I feel there is no benefit from delving straight in to pull out a 2nd lamb
the benfit is you are there you dont have to re catch the ewe, if you have ever had to catch an 80kg cheviot in full flight youll know. you dont have to worry about going back to find her in 20 mins time. you can get on with your lunch/other jobs/sleep at night!

  It really is unnecessary to put your hand/arm up any ewe just because you feel that is what lambing is all about - that is certainly not how I see it.  I

Lambing is all about getting your crop out live and well. the action you take in the field over those few weeks you cannot change, every decision counts. that includes looking after your ewe. i never interfere unless  my experience and gut tells me to. then its get on with it to the best of my ability.

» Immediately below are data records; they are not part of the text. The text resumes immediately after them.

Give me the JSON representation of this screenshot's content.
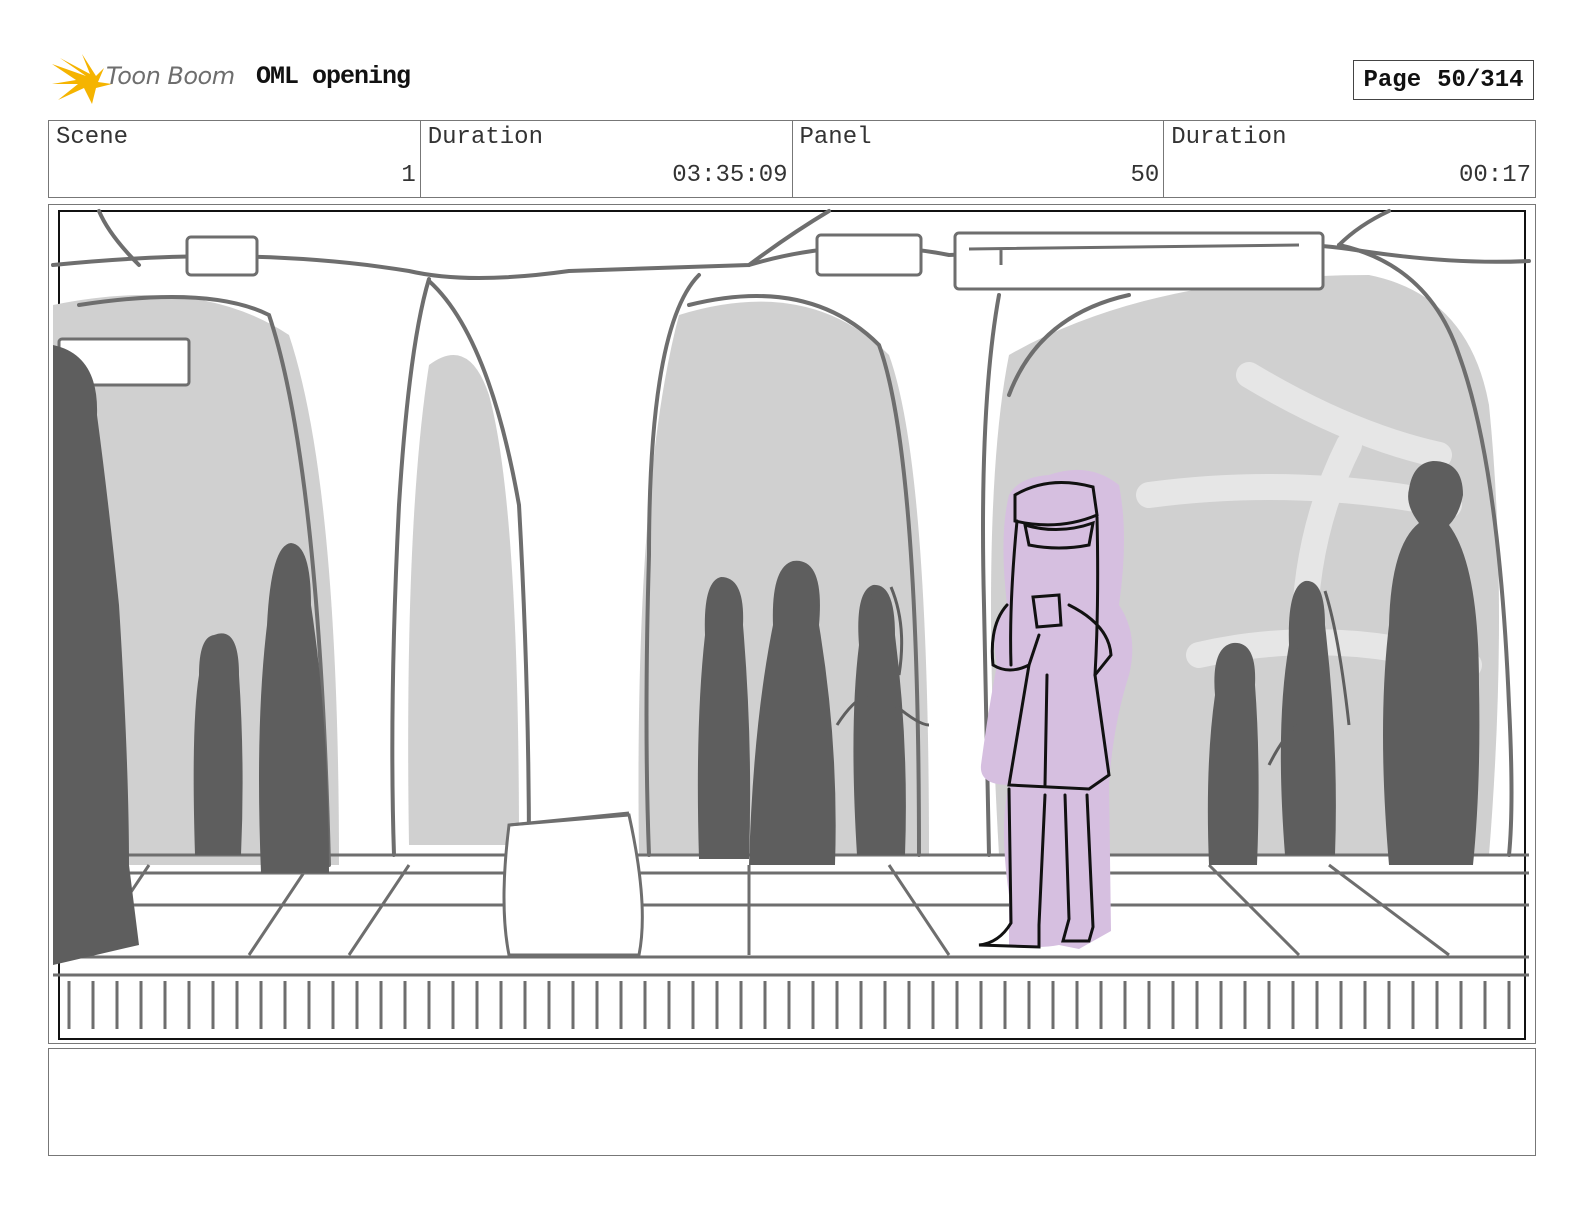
{
  "header": {
    "logo_text": "Toon Boom",
    "project_title": "OML opening",
    "page_label": "Page",
    "page_number": "50/314"
  },
  "info": [
    {
      "label": "Scene",
      "value": "1"
    },
    {
      "label": "Duration",
      "value": "03:35:09"
    },
    {
      "label": "Panel",
      "value": "50"
    },
    {
      "label": "Duration",
      "value": "00:17"
    }
  ],
  "colors": {
    "sketch_line": "#6e6e6e",
    "arch_fill": "#d0d0d0",
    "silhouette": "#5e5e5e",
    "character_fill": "#d6bfe0",
    "logo_accent": "#f5b400"
  },
  "notes": ""
}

i am just interested in everyone thoughts.

d

ScotsGirl

  • Joined Dec 2009
  • Wiltshire
Re: How long to leave a ewe?
« Reply #26 on: March 26, 2013, 10:49:28 pm »
This has made me laugh.  I have to agree that shepherdesses are probably more sympathetic.  Having had a few men try and assist me with problems I will no longer allow any of them near my sheep!  However one did give me good advice, if things are moving along nicely, let them but if the ewe is pushing and nothing progresses after 10-15 mins then check.


As Steve mentioned sometimes that gentle stimulation is enough to move things along but if a problem then it can be resolved without the ewe string tired.  Also says once you go in get them all out.  I usually give mum a few minutes to clean up first before fetching out the rest except when triplets in a muddle then I get them all out.


You do have to watch sometimes though, I have one or two ewes who will lie down and look at me with that "we'll get them out then!" Look so make the, do as much work before rushing in.